No contexto de casal, persistem no mundo contemporâneo dois tipos principais de amor: 1) o romântico, no qual há o desejo de união, de um futuro junto com o outro, em que a vida sexual é muito importante; 2) o amor companheiro, típico das relações de longo prazo, que tem por base a amizade e a confiança. O que eles têm de comum? A exigência da exclusividade sexual – na paixão (primeira fase do amor romântico), o ciúme é mais presente.

Nos frequentadores do Facebook pode ser observada a “negação” do ciúme como uma atitude “politicamente correta” toda vez que o outro curte ou compartilha, repetidamente, a foto de um potencial rival. No imaginário da pessoa que nega o ciúme, sofrendo calada, pode acontecer a formação de um triângulo amoroso.

A verdadeira ausência do ciúme pode estar ligada à volatilidade atual dos vínculos afetivos.

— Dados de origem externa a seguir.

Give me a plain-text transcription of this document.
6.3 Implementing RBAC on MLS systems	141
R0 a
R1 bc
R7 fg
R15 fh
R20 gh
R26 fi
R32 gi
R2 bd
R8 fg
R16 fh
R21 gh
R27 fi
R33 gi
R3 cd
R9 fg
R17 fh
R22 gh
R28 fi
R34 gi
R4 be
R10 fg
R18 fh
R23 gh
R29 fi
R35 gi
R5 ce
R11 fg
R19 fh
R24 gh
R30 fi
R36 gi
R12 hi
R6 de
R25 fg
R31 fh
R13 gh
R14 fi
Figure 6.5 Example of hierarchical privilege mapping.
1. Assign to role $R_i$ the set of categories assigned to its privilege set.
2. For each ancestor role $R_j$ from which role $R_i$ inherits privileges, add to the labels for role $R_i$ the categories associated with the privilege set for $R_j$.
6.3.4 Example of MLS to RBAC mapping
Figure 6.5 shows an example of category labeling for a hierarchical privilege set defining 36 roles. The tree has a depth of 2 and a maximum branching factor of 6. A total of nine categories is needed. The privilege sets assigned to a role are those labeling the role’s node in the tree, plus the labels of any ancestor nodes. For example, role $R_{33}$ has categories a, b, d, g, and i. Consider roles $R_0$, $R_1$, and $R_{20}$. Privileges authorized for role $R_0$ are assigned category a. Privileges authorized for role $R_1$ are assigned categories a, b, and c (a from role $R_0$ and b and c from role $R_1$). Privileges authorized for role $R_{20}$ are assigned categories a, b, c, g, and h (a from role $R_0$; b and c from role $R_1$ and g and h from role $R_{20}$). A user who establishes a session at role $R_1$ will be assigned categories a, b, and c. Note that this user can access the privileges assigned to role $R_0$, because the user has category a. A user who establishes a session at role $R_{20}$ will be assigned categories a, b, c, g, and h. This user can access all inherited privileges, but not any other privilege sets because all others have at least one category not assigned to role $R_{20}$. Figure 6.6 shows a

Na cultura do imediatismo, do individualismo, do descartável, a “fila anda”, e a pessoa logo retorna “à pista”.

As novas pesquisas mostram que casais que vivem o amor intensamente estando num relacionamento de longo prazo têm ativados, em relação ao parceiro, as mesmas regiões cerebrais da paixão (da motivação, do querer estar junto, ricas em dopamina), além das áreas relacionados ao apego e ao amor-amizade (área do gostar, ricas em opioides). Então, nesses casais, coexiste a ativação dos dois sistemas cerebrais.

Qual é o problema do amor companheiro? Nenhum. Ele é o mais frequente e traz paz e tranquilidade. Podem manter o amor intenso em relações duradouras: 1) predomínio de emoções positivas sobre as negativas; 2) presença de surpresas; 3) novidades gratificantes (acionam áreas ricas em dopamina, que é ligada à sensação de recompensa); 4) envolvimento profundo com o bem-estar do outro; 5) interesse sexual; 6) não atenção às possibilidades de outros parceiros (e de sexo extraconjugal).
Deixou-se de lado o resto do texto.